One figure among the heedless, heartless English was demonized more than any other for causing untold, unnecessary misery: Charles Trevelyan. Mitchel set the tone by depicting him as the murderer, unwitting or not, of the Irish future: ‘I saw Trevelyan’s red claw in the vitals of those children … his red tape would draw them to death.’ The damning judgement on Trevelyan has been repeated over the generations, most fiercely in Cecil Woodham-Smith’s account
The Great Hunger
(1962), which came closest to accusing the English government of perpetrating, almost knowingly, genocide. That was certainly not the case. Neither Charles Trevelyan nor government members who shared his prejudices,
his
moralizing and his bleak conviction that Ireland would never make the transition to modernity without a heavy dose of social pain took any satisfaction from the agony of the famine. But it is also possible to overdo the aversion to strong emotion – to mistake actual tragedy for melodrama, to throw out all those dead babies (who were, after all, no sentimental fiction) along with the bathwater of nationalist demonology. It is possible, in Trevelyan’s and the government’s case, to be over-eager to acquit as well as over-eager to prosecute.
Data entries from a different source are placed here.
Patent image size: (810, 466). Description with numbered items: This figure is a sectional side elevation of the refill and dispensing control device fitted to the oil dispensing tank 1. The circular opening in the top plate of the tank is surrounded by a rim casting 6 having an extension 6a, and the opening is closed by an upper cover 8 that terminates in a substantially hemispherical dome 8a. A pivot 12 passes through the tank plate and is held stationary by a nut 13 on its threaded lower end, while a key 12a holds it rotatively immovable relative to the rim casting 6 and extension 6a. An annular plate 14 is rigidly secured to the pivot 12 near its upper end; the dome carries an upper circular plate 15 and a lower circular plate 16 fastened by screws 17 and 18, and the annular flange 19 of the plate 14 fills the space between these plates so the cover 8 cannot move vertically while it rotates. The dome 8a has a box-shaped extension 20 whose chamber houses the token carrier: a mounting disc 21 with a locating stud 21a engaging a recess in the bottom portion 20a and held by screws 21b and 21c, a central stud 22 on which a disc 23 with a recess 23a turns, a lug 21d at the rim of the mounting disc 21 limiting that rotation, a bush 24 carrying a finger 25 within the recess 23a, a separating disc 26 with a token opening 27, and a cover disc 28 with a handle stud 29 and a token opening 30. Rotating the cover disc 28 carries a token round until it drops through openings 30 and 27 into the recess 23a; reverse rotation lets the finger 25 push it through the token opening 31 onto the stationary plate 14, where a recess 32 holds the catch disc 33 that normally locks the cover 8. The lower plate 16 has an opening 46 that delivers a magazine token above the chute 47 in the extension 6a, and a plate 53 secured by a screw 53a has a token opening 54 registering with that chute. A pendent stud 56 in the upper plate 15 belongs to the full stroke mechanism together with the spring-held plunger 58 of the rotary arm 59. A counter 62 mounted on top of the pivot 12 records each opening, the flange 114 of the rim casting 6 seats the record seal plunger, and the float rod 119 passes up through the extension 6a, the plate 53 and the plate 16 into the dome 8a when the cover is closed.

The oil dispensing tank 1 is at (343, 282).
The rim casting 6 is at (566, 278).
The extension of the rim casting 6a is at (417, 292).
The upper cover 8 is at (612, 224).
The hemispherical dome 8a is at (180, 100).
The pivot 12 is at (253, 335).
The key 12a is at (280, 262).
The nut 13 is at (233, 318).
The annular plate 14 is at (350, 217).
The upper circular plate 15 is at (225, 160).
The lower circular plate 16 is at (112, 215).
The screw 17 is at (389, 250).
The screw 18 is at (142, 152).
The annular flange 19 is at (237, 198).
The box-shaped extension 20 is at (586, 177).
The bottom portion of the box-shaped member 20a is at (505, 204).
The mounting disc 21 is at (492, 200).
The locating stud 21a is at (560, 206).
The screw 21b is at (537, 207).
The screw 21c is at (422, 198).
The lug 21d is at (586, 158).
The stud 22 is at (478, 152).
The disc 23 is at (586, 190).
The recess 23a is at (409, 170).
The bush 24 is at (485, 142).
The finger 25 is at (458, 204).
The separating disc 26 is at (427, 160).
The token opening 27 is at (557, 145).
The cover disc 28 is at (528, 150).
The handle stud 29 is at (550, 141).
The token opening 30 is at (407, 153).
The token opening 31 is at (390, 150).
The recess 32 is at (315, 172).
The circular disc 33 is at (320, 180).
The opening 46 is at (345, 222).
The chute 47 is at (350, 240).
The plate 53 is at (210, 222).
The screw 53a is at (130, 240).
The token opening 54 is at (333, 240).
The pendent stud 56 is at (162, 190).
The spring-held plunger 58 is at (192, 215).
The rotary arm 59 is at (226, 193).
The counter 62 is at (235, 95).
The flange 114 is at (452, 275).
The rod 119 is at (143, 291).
For if Trevelyan did not actually want to kill and dispossess large numbers of the Irish, neither was he excessively distraught about their disappearance. If he can be acquitted of villainy, he can be convicted of obtuseness; when it combined absurd confidence in the will of God with an ingrained certainty that, short of trauma, the ‘indolent’ and ‘unself-reliant’ Irish would never help themselves, that obtuseness did, in fact, have lethal consequences.